Похоже, он знал то, чего не знали другие.
В конце января Шеину доставили грамоту московских бояр, предписывающую сдать город и принести присягу королю. Того же требовал и присланный Сапегой Иван Безобразов, который доставил грамоту. Шеин ответил, не раздумывая:
— Москва нам не указ, тамошних бояр изменники осилили.

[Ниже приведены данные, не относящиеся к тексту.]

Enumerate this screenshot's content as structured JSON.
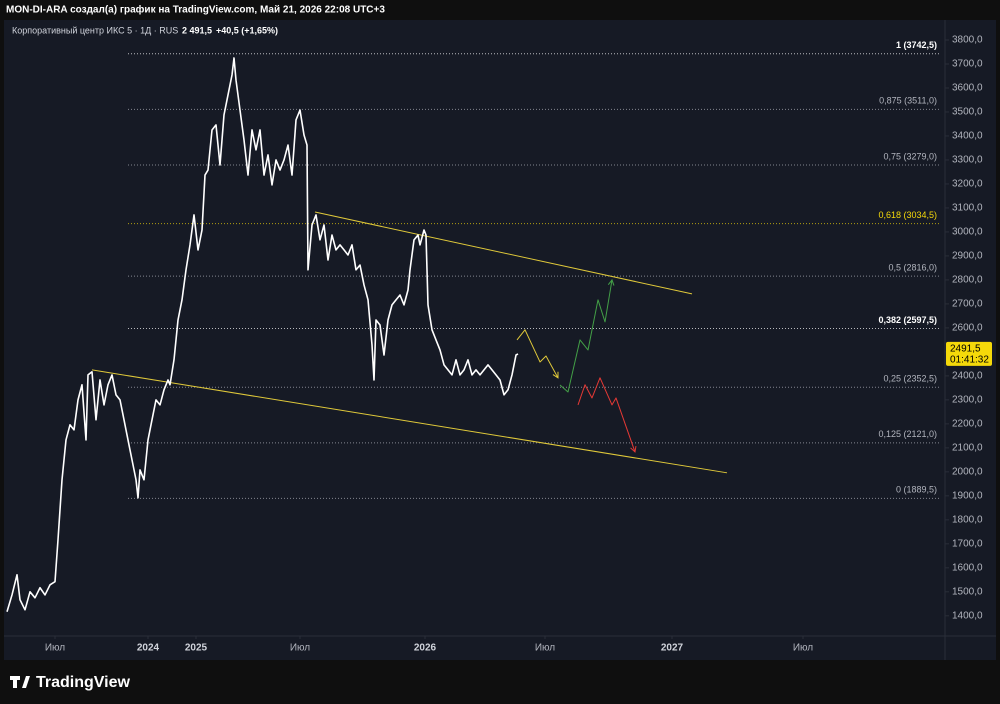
{
  "header": {
    "author_line": "MON-DI-ARA создал(а) график на TradingView.com, Май 21, 2026 22:08 UTC+3"
  },
  "chart_data": {
    "type": "line",
    "title": "Корпоративный центр ИКС 5 · 1Д · RUS",
    "last_price_text": "2 491,5",
    "change_text": "+40,5 (+1,65%)",
    "xlim": [
      0,
      940
    ],
    "xticks": [
      {
        "value": 50,
        "label": "Июл"
      },
      {
        "value": 143,
        "label": "2024"
      },
      {
        "value": 191,
        "label": "2025"
      },
      {
        "value": 295,
        "label": "Июл"
      },
      {
        "value": 420,
        "label": "2026"
      },
      {
        "value": 540,
        "label": "Июл"
      },
      {
        "value": 667,
        "label": "2027"
      },
      {
        "value": 798,
        "label": "Июл"
      }
    ],
    "ylim": [
      1320,
      3850
    ],
    "yticks": [
      {
        "value": 1400,
        "label": "1400,0"
      },
      {
        "value": 1500,
        "label": "1500,0"
      },
      {
        "value": 1600,
        "label": "1600,0"
      },
      {
        "value": 1700,
        "label": "1700,0"
      },
      {
        "value": 1800,
        "label": "1800,0"
      },
      {
        "value": 1900,
        "label": "1900,0"
      },
      {
        "value": 2000,
        "label": "2000,0"
      },
      {
        "value": 2100,
        "label": "2100,0"
      },
      {
        "value": 2200,
        "label": "2200,0"
      },
      {
        "value": 2300,
        "label": "2300,0"
      },
      {
        "value": 2400,
        "label": "2400,0"
      },
      {
        "value": 2500,
        "label": "2500,0"
      },
      {
        "value": 2600,
        "label": "2600,0"
      },
      {
        "value": 2700,
        "label": "2700,0"
      },
      {
        "value": 2800,
        "label": "2800,0"
      },
      {
        "value": 2900,
        "label": "2900,0"
      },
      {
        "value": 3000,
        "label": "3000,0"
      },
      {
        "value": 3100,
        "label": "3100,0"
      },
      {
        "value": 3200,
        "label": "3200,0"
      },
      {
        "value": 3300,
        "label": "3300,0"
      },
      {
        "value": 3400,
        "label": "3400,0"
      },
      {
        "value": 3500,
        "label": "3500,0"
      },
      {
        "value": 3600,
        "label": "3600,0"
      },
      {
        "value": 3700,
        "label": "3700,0"
      },
      {
        "value": 3800,
        "label": "3800,0"
      }
    ],
    "series": [
      {
        "color": "#ffffff",
        "x": [
          2,
          7,
          12,
          15,
          20,
          25,
          30,
          35,
          40,
          45,
          50,
          53,
          57,
          61,
          65,
          69,
          73,
          77,
          81,
          83,
          87,
          91,
          95,
          99,
          103,
          107,
          111,
          115,
          119,
          123,
          127,
          131,
          133,
          135,
          139,
          143,
          147,
          151,
          155,
          159,
          163,
          165,
          169,
          173,
          177,
          181,
          185,
          189,
          193,
          197,
          200,
          203,
          207,
          211,
          215,
          219,
          223,
          227,
          229,
          231,
          235,
          239,
          243,
          247,
          251,
          255,
          259,
          263,
          267,
          271,
          275,
          279,
          283,
          287,
          291,
          295,
          299,
          302,
          303,
          307,
          311,
          315,
          319,
          323,
          327,
          331,
          335,
          339,
          343,
          347,
          351,
          355,
          359,
          363,
          367,
          369,
          371,
          375,
          379,
          383,
          387,
          391,
          395,
          399,
          403,
          405,
          409,
          413,
          415,
          419,
          421,
          423,
          427,
          431,
          435,
          439,
          443,
          447,
          451,
          455,
          459,
          463,
          467,
          471,
          475,
          479,
          483,
          487,
          491,
          495,
          499,
          503,
          507,
          511,
          513
        ],
        "values": [
          1417,
          1487,
          1571,
          1467,
          1425,
          1500,
          1475,
          1517,
          1487,
          1529,
          1542,
          1717,
          1967,
          2133,
          2196,
          2175,
          2300,
          2363,
          2133,
          2404,
          2417,
          2217,
          2383,
          2279,
          2363,
          2404,
          2321,
          2300,
          2217,
          2133,
          2050,
          1967,
          1892,
          2008,
          1967,
          2133,
          2217,
          2300,
          2279,
          2342,
          2383,
          2363,
          2467,
          2633,
          2717,
          2842,
          2946,
          3071,
          2925,
          3008,
          3237,
          3258,
          3425,
          3446,
          3279,
          3488,
          3571,
          3654,
          3725,
          3633,
          3508,
          3383,
          3237,
          3425,
          3342,
          3425,
          3237,
          3321,
          3196,
          3300,
          3258,
          3300,
          3362,
          3237,
          3467,
          3508,
          3404,
          3362,
          2842,
          3029,
          3071,
          2967,
          3029,
          2883,
          2987,
          2925,
          2946,
          2925,
          2904,
          2946,
          2842,
          2862,
          2779,
          2717,
          2529,
          2383,
          2633,
          2612,
          2487,
          2633,
          2696,
          2717,
          2737,
          2696,
          2758,
          2842,
          2967,
          2987,
          2946,
          3008,
          2987,
          2696,
          2592,
          2550,
          2508,
          2446,
          2425,
          2404,
          2467,
          2404,
          2425,
          2467,
          2404,
          2425,
          2404,
          2425,
          2446,
          2425,
          2404,
          2383,
          2321,
          2342,
          2404,
          2487,
          2491.5
        ]
      }
    ],
    "trendlines": [
      {
        "color": "#e0c93a",
        "x": [
          310,
          687
        ],
        "values": [
          3083,
          2742
        ]
      },
      {
        "color": "#e0c93a",
        "x": [
          87,
          722
        ],
        "values": [
          2425,
          1996
        ]
      }
    ],
    "arrows": [
      {
        "color": "#e0c93a",
        "x": [
          512,
          520,
          535,
          541,
          553
        ],
        "values": [
          2550,
          2592,
          2458,
          2483,
          2392
        ]
      },
      {
        "color": "#43a047",
        "x": [
          555,
          563,
          575,
          583,
          593,
          600,
          607
        ],
        "values": [
          2362,
          2333,
          2550,
          2508,
          2717,
          2625,
          2800
        ]
      },
      {
        "color": "#e53935",
        "x": [
          573,
          580,
          587,
          595,
          607,
          611,
          630
        ],
        "values": [
          2279,
          2363,
          2308,
          2392,
          2279,
          2308,
          2083
        ]
      }
    ],
    "fib_levels": [
      {
        "value": 3742.5,
        "label": "1 (3742,5)",
        "color": "#ffffff"
      },
      {
        "value": 3511,
        "label": "0,875 (3511,0)",
        "color": "#b2b5be"
      },
      {
        "value": 3279,
        "label": "0,75 (3279,0)",
        "color": "#b2b5be"
      },
      {
        "value": 3034.5,
        "label": "0,618 (3034,5)",
        "color": "#f5d90a"
      },
      {
        "value": 2816,
        "label": "0,5 (2816,0)",
        "color": "#b2b5be"
      },
      {
        "value": 2597.5,
        "label": "0,382 (2597,5)",
        "color": "#ffffff"
      },
      {
        "value": 2352.5,
        "label": "0,25 (2352,5)",
        "color": "#b2b5be"
      },
      {
        "value": 2121,
        "label": "0,125 (2121,0)",
        "color": "#b2b5be"
      },
      {
        "value": 1889.5,
        "label": "0 (1889,5)",
        "color": "#b2b5be"
      }
    ],
    "price_marker": {
      "value": 2491.5,
      "label": "2491,5",
      "timer": "01:41:32"
    }
  },
  "footer": {
    "logo": "TradingView"
  }
}
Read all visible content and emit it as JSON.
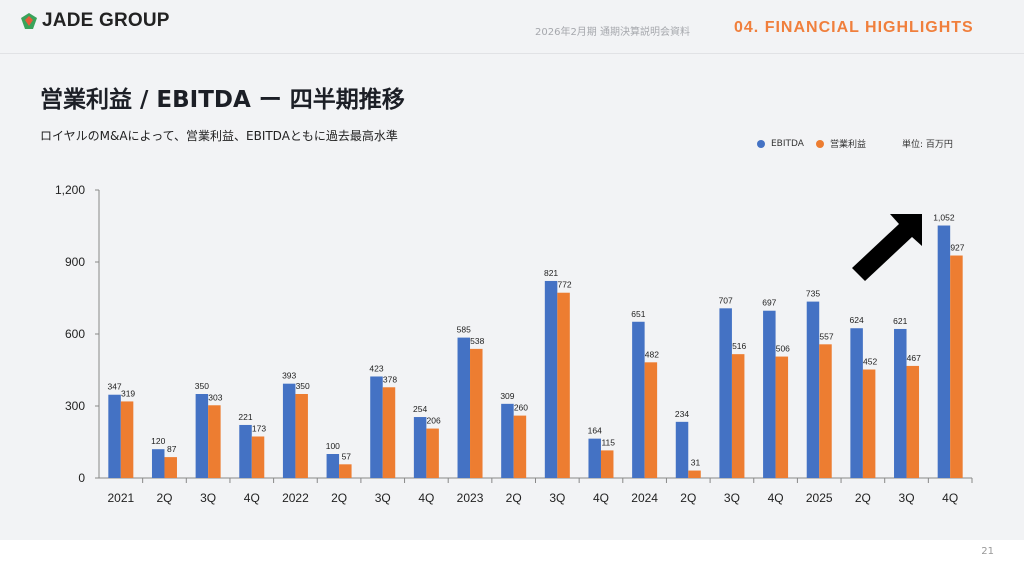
{
  "header": {
    "logo_text": "JADE GROUP",
    "doc_name": "2026年2月期 通期決算説明会資料",
    "section": "04. FINANCIAL HIGHLIGHTS"
  },
  "title": "営業利益 / EBITDA ー 四半期推移",
  "subtitle": "ロイヤルのM&Aによって、営業利益、EBITDAともに過去最高水準",
  "legend": {
    "ebitda": "EBITDA",
    "op": "営業利益",
    "unit": "単位: 百万円"
  },
  "page_number": "21",
  "colors": {
    "ebitda": "#4472c4",
    "op": "#ed7d31",
    "accent": "#f07f3c"
  },
  "chart_data": {
    "type": "bar",
    "title": "営業利益 / EBITDA ー 四半期推移",
    "xlabel": "",
    "ylabel": "",
    "ylim": [
      0,
      1200
    ],
    "yticks": [
      0,
      300,
      600,
      900,
      1200
    ],
    "ytick_labels": [
      "0",
      "300",
      "600",
      "900",
      "1,200"
    ],
    "legend_position": "top-right",
    "categories": [
      "2021",
      "2Q",
      "3Q",
      "4Q",
      "2022",
      "2Q",
      "3Q",
      "4Q",
      "2023",
      "2Q",
      "3Q",
      "4Q",
      "2024",
      "2Q",
      "3Q",
      "4Q",
      "2025",
      "2Q",
      "3Q",
      "4Q"
    ],
    "series": [
      {
        "name": "EBITDA",
        "values": [
          347,
          120,
          350,
          221,
          393,
          100,
          423,
          254,
          585,
          309,
          821,
          164,
          651,
          234,
          707,
          697,
          735,
          624,
          621,
          1052
        ],
        "labels": [
          "347",
          "120",
          "350",
          "221",
          "393",
          "100",
          "423",
          "254",
          "585",
          "309",
          "821",
          "164",
          "651",
          "234",
          "707",
          "697",
          "735",
          "624",
          "621",
          "1,052"
        ]
      },
      {
        "name": "営業利益",
        "values": [
          319,
          87,
          303,
          173,
          350,
          57,
          378,
          206,
          538,
          260,
          772,
          115,
          482,
          31,
          516,
          506,
          557,
          452,
          467,
          927
        ],
        "labels": [
          "319",
          "87",
          "303",
          "173",
          "350",
          "57",
          "378",
          "206",
          "538",
          "260",
          "772",
          "115",
          "482",
          "31",
          "516",
          "506",
          "557",
          "452",
          "467",
          "927"
        ]
      }
    ],
    "annotation": "up-arrow"
  }
}
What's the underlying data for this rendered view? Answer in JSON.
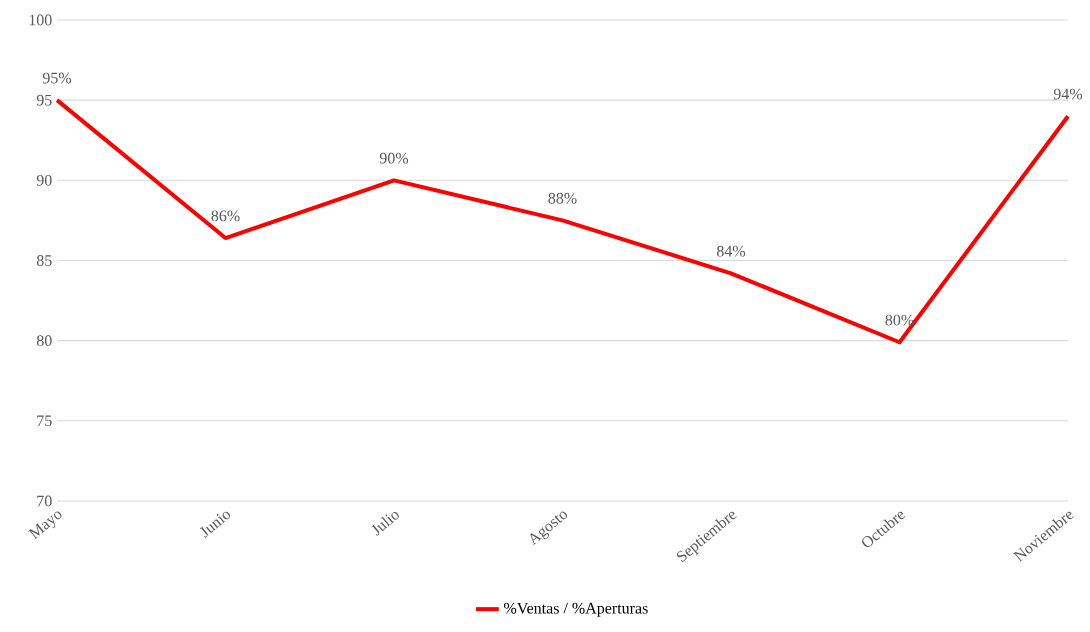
{
  "chart_data": {
    "type": "line",
    "categories": [
      "Mayo",
      "Junio",
      "Julio",
      "Agosto",
      "Septiembre",
      "Octubre",
      "Noviembre"
    ],
    "series": [
      {
        "name": "%Ventas / %Aperturas",
        "color": "#ff0000",
        "values": [
          95,
          86.4,
          90,
          87.5,
          84.2,
          79.9,
          94.0
        ],
        "value_labels": [
          "95%",
          "86%",
          "90%",
          "88%",
          "84%",
          "80%",
          "94%"
        ]
      }
    ],
    "ylim": [
      70,
      100
    ],
    "yticks": [
      70,
      75,
      80,
      85,
      90,
      95,
      100
    ],
    "grid": "y",
    "legend": "bottom",
    "marker": "none",
    "line_style": "solid"
  }
}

А мне прежним царём и нынешним патриархом велено город не сдавать и биться с королём до тех мест, как Бог рассудит. Кого он даст нам в государи, того Смоленск и будет.
Архиепископ Сергий высказался более сдержанно: речь идёт о жизни горожан, потому надобно их спросить. Шеин хотел было отмахнуться: это только время терять, они на сдачу не согласны.
— Ты всё-таки потеряй, — настаивал Сергий, — и людским советом не пренебрегай. Вспомни: от высокомерия происходит раздор, а от советующихся — мудрость.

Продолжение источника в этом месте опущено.